Because Elbert was crippled and could not do the missionary work that Mormons normally do he found work for Mexican workers coming through the area looking for work.  He became so well known for this that when these workers returned to their country they spread the word, “look up Senor Wheeler, and he will find work for you.” This was a service also to local ranchers looking to find temporary ranch workers.  But to Elbert it was a ministry; he had a heart for these lonely pilgrims wandering in the promise land. These men endured great hardship looking for work to feed their poor families south of the border.
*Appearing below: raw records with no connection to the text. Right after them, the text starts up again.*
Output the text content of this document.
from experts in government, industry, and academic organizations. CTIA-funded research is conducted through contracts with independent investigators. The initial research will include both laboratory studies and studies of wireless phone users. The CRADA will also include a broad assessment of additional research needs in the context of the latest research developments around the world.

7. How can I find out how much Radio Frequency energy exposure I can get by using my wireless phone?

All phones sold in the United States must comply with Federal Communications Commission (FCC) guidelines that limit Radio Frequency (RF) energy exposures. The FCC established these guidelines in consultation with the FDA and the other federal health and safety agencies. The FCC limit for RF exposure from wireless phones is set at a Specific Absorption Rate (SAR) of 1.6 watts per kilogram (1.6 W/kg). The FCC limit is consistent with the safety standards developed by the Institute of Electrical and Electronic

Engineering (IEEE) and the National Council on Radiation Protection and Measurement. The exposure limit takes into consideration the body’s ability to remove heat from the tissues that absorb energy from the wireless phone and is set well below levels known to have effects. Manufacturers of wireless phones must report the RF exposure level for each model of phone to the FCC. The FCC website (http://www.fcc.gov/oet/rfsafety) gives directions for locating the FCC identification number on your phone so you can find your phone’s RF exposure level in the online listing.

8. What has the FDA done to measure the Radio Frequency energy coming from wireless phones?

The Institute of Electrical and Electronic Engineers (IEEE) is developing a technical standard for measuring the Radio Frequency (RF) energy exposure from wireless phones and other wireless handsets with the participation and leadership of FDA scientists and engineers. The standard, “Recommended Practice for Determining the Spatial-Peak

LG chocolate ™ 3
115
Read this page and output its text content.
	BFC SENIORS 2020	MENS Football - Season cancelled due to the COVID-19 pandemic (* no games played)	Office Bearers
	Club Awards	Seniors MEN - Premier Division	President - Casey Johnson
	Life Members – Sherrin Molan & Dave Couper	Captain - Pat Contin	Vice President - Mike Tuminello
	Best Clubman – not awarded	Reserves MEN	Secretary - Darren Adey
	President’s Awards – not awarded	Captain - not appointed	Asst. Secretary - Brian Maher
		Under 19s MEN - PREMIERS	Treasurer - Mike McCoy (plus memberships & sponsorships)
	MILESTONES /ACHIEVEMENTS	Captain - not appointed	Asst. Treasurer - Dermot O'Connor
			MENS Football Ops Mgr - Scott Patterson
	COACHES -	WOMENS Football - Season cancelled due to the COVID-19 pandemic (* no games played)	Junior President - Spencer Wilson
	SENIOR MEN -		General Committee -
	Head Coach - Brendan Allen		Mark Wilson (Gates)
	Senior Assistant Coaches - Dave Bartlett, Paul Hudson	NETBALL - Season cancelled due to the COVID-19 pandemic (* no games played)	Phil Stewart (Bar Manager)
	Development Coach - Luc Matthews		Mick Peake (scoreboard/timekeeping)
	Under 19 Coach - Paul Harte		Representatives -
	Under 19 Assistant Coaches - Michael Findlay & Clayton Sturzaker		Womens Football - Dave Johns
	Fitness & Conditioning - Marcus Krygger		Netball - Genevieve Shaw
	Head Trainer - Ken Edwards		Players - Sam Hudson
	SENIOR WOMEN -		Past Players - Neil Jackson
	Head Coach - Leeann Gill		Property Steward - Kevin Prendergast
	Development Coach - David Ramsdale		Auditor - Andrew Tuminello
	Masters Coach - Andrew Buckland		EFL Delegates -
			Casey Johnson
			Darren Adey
Elbert drove the school bus route from Medina to the head of the West prong.  The entrance to his ranch came through ours for a short distance and then followed the creek into his place.  Because he lived at the end of the route, after the school run he would keep the bus at home.  In the morning he would drive back to school picking up kids along the way. When he arrived at the school he traded the bus for his pickup.  

When my folks came to the ranch there was no phone service but soon they got an old crank type phone.  Some time later regular phones came to the West prong and we got one. It was a party line and often during a conversation you could hear someone pick up to see if the line was busy to make a call, or to listen in on your conversation. When the new phones were put in the Wheelers got one of the old crank phones, and with the wire that had been taken down and discarded, ran a line to our house. This phone could only be used between our houses and we used the old cranker phone to call or receive calls from the Wheelers.  

Sometimes we would get outside calls for them on our regular phone and my dad or mom would take down the number and then call them up on the cranker phone to let them know they had received a call.  A short time later Elbert would come driving over in the school bus to return the call.  At the end of the call the operator gave him the charges, and he would pay my dad cash and go home. 

Photo:  Old cranker phone like the one we had but my mother painted ours; it was destroyed when my workshop burned in the early eighties.